中国映画がマレーシアでブーム、興行記録を連発 video poster
中国映画がマレーシア市場で存在感を強めています。過去の大ヒット作から近年の記録的な成功まで、その歩みは、文化の共有と質の高い制作が海外市場を開拓する可能性を示しています。
『ウルフウォーリアー2』が切り開いた道
2017年に公開された『ウルフウォーリアー2』の大ヒットを契機に、マレーシアにおける中国映画の人気は確実なものとなりました。アクションや特殊効果のクオリティに加え、ストーリー性が現地の観客の心をつかんだと見られています。
『ノー・モア・ベッツ』が樹立した新記録
2023年公開の『ノー・モア・ベッツ』は、マレーシアにおける中国実写映画の歴代興行収入記録を更新しました。その額は約2000万マレーシアリンギット(約32百万円)に上り、この記録は現在もトップを維持しています。配給を手がけるMega Films Distributionのチョン・カン・チャイ氏は、この驚異的な数字について言及し、中国映画の底力を示す結果となったとしています。
アニメーション作品の台頭と文化的な親和性
実写作品に続き、中国アニメーションもマレーシアで好調です。

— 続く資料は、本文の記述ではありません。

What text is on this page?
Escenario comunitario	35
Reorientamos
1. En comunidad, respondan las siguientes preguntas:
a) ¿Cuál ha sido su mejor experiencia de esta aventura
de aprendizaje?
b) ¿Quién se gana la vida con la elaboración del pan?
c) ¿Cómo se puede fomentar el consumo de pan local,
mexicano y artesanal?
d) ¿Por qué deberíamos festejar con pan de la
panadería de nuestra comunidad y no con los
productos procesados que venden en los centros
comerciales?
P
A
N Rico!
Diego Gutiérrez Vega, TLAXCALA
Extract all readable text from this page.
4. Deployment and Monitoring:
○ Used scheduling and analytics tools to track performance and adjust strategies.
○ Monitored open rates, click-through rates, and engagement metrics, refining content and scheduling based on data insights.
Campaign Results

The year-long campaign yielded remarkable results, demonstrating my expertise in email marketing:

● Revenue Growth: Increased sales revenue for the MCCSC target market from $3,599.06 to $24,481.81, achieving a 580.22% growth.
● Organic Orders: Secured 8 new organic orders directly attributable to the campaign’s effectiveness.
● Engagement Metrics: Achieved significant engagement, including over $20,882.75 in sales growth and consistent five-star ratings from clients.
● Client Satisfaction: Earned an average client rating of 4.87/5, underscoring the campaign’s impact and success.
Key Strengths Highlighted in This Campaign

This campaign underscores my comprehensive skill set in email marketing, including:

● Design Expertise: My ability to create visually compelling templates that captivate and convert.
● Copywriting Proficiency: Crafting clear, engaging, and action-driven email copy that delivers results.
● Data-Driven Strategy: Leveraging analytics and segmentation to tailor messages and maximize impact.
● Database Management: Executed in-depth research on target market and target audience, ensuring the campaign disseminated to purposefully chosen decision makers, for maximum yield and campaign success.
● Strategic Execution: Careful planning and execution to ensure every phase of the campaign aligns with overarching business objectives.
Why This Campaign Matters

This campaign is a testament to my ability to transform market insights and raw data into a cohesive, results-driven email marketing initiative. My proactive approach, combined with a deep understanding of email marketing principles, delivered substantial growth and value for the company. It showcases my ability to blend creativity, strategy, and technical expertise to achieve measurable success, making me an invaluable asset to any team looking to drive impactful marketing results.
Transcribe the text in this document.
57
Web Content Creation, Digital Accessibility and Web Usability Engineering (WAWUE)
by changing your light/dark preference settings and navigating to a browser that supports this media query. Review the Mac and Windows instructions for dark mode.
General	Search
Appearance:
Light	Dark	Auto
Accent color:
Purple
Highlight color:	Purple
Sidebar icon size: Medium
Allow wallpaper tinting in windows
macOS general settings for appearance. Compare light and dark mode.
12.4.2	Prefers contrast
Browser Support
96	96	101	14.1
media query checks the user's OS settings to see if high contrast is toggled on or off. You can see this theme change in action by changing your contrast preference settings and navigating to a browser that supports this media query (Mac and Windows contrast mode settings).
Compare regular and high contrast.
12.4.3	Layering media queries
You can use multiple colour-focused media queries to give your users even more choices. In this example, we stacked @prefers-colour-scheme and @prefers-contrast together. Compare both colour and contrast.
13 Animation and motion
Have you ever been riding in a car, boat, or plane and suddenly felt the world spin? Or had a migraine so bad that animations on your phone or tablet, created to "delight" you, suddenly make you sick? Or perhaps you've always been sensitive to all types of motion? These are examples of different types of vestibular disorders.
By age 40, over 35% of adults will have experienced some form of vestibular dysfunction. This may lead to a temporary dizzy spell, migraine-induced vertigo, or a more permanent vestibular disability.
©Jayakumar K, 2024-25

『ネ・チャ 2』などの作品は、卓越した制作技術と、東アジアで広く共有されている伝統文化や神話の題材が功を奏し、多くの観客を集めました。両地域の文化的な共通点が、作品理解と共感を深める土壌となっているようです。
今後に向けた取り組み
Mega Films Distributionのチョン氏によれば、同社は今後さらに新しい中国アニメーション作品をマレーシアの観客に紹介していくことに力を入れているとのことです。成功体験を糧に、マレーシア市場は中国コンテンツにとって重要な海外マーケットの一つとして確立されつつあります。これは、一国の文化発信が、地理的な近さや文化的な親和性を基盤に、着実に受け入れられていく一つの事例と言えるでしょう。